Many of their songs reflect the small rural community of their origins, with the song "Pennsylvania" off their third record, Idiots, an ode to tension between modern life and the more conservative, set-in-its-way, German-American lifestyle of past generations. Idiots charted 34 on Americana radio charts and was well-reviewed. Throughout Frog Holler's music there are local references to landmarks and evocative descriptions of rural life. Their fourth record, Railings, was recorded at Edan Cohen's Soundgun Studios in Philadelphia.
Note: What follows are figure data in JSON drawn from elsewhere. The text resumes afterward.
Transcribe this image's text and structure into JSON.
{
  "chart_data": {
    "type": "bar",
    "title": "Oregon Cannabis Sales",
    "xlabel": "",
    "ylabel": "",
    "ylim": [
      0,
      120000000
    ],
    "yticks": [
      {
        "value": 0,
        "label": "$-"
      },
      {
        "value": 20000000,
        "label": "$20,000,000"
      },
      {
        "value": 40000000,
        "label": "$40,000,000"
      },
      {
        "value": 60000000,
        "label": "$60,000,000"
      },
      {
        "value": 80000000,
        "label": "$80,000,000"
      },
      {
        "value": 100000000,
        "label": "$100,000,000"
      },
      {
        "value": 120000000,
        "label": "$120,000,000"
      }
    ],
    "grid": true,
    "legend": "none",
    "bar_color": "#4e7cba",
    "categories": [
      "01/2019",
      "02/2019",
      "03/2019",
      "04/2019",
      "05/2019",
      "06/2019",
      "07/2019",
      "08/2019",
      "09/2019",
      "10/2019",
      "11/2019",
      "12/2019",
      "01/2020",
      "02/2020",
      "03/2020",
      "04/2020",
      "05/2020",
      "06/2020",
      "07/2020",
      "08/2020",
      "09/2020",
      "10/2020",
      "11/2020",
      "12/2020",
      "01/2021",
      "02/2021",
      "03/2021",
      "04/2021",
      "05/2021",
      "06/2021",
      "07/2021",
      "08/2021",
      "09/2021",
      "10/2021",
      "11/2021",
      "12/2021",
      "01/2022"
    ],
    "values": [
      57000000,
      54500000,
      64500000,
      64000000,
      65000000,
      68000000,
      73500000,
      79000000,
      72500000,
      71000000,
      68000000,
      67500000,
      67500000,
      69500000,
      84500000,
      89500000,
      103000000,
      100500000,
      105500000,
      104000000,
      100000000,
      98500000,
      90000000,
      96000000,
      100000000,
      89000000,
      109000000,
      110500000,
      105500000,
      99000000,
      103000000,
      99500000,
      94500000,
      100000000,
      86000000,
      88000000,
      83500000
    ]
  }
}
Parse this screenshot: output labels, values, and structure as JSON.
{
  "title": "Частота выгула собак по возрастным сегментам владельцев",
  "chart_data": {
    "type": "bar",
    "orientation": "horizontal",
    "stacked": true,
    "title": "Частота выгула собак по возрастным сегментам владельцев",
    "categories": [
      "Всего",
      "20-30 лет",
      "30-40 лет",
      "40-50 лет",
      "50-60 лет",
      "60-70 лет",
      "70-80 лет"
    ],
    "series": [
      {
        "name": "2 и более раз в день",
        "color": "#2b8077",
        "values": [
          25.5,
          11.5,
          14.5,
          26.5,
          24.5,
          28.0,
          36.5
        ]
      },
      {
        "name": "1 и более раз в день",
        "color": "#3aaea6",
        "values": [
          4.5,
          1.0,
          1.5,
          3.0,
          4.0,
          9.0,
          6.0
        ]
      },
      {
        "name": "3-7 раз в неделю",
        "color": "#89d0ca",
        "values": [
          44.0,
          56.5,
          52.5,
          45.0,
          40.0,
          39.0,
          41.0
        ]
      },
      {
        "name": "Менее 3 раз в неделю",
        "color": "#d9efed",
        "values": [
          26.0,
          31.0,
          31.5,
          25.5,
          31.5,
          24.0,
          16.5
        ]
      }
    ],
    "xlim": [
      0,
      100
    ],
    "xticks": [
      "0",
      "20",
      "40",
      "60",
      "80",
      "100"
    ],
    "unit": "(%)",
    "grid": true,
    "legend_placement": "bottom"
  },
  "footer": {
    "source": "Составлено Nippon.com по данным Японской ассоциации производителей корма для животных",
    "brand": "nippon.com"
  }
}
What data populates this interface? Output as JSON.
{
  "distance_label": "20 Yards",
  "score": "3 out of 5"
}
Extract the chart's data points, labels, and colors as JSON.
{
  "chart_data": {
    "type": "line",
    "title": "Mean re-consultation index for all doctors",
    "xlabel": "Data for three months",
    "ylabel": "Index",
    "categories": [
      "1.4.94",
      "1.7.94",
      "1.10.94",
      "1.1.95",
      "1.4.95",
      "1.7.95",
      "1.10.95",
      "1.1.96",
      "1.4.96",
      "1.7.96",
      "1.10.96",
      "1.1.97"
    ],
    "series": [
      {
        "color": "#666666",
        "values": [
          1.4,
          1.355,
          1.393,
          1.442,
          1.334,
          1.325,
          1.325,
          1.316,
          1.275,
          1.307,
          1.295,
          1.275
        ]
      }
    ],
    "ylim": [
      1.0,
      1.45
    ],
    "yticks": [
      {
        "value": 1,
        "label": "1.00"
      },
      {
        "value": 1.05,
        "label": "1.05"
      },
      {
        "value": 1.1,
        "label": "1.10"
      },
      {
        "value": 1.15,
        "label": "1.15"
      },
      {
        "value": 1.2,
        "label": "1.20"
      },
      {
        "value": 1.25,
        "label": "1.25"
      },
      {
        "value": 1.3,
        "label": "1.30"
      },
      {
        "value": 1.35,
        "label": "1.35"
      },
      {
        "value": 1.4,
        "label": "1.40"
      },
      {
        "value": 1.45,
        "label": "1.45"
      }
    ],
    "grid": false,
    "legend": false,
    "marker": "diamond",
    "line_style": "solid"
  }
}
In 2016, seven years after their prior record, Frog Holler celebrated their 20-year anniversary as a band, releasing their seventh full-length record called Souvenir. The record was recorded between March 2015 and February 2016 with Bruce Siekmann, engineer and owner of Amoeba Studio in Fleetwood, Pennsylvania.

== Critical response ==
Rachel Maddow saw Frog Holler open for Marah and became an avid fan, which led to her inviting Schlappich to perform on her Air America Radio show. Writer Meredith Ochs cites Frog Holler's live performances and high level of musicianship, as does Fred Mills, describing them as a "killer live band." Andy Turner in No Depression calls Schlappich a "real-deal storyteller." Peter Bothum from the York Daily Record says the music comes from a rare place of honesty. Doug Wallen from Philadelphia Weekly liked their genuine, "down-home sweetness of their loose, melodic strain of alt-country." Geoffrey Himes, writing in The Washington Post, described Frog Holler as a secret treasure.

== Ataloft ==
In 2012, Schlappich, Lavdanski, and Bruce Siekmann formed the pop-rock band Ataloft as a side project. The band released a self-titled album called Ataloft in 2014.

== Dem Hills ==
In May 2017, Schlappich released Maybe Life Is Sweet in a new band collaboration project with Bruce Siekmann (Ameoba Audio) on guitar, Schlappich and Mike Lavdanski on vocals, Josh Kanusky on drums, Nick Franclik on bass and Cory Heller on keyboards. Siekmann and Schlappich wrote the songs and the band includes members of Frog Holler, Ataloft, and the David Bromberg Band.

== Discography ==
- Chigliac Feedhorn
- 1996: Dunawetter (self-released)
- Frog Holler
- 1998: Couldn't Get Along (ZoBird Records)
- 1999: Adams Hotel Road (Record Cellar Productions)
- 2001: Idiots (Record Cellar Productions)
- 2003: Railings (Record Cellar Productions)
- 2004: The High Highs and the Low Lows (EP) (ZoBird Records)
- 2006: Haywire (ZoBird Records)
- 2009: Believe It or Not (ZoBird Records)
- 2016: Souvenir (ZoBird Records)
- Ataloft
- 2014: Ataloft (ZoBird Records)
- Dem Hills
- 2017: Maybe Life Is Sweet (ZoBird Records)
- Collaborations / contributions
- 1996: Buildin' the Rails Life of a Gandy Dancer at Railroad Museum of Pennsylvania (video). Music by Darren Schlappich, Van Wagner, Rich Pawling
- 2001: Papa Nez: A Loose Salute To The Work Of Michael Nesmith (Dren Records) – "Different Drum"
- 2002: Chooglin' A Tribute to the Songs of John Fogerty (Dren Records) – "Have You Ever Seen the Rain?"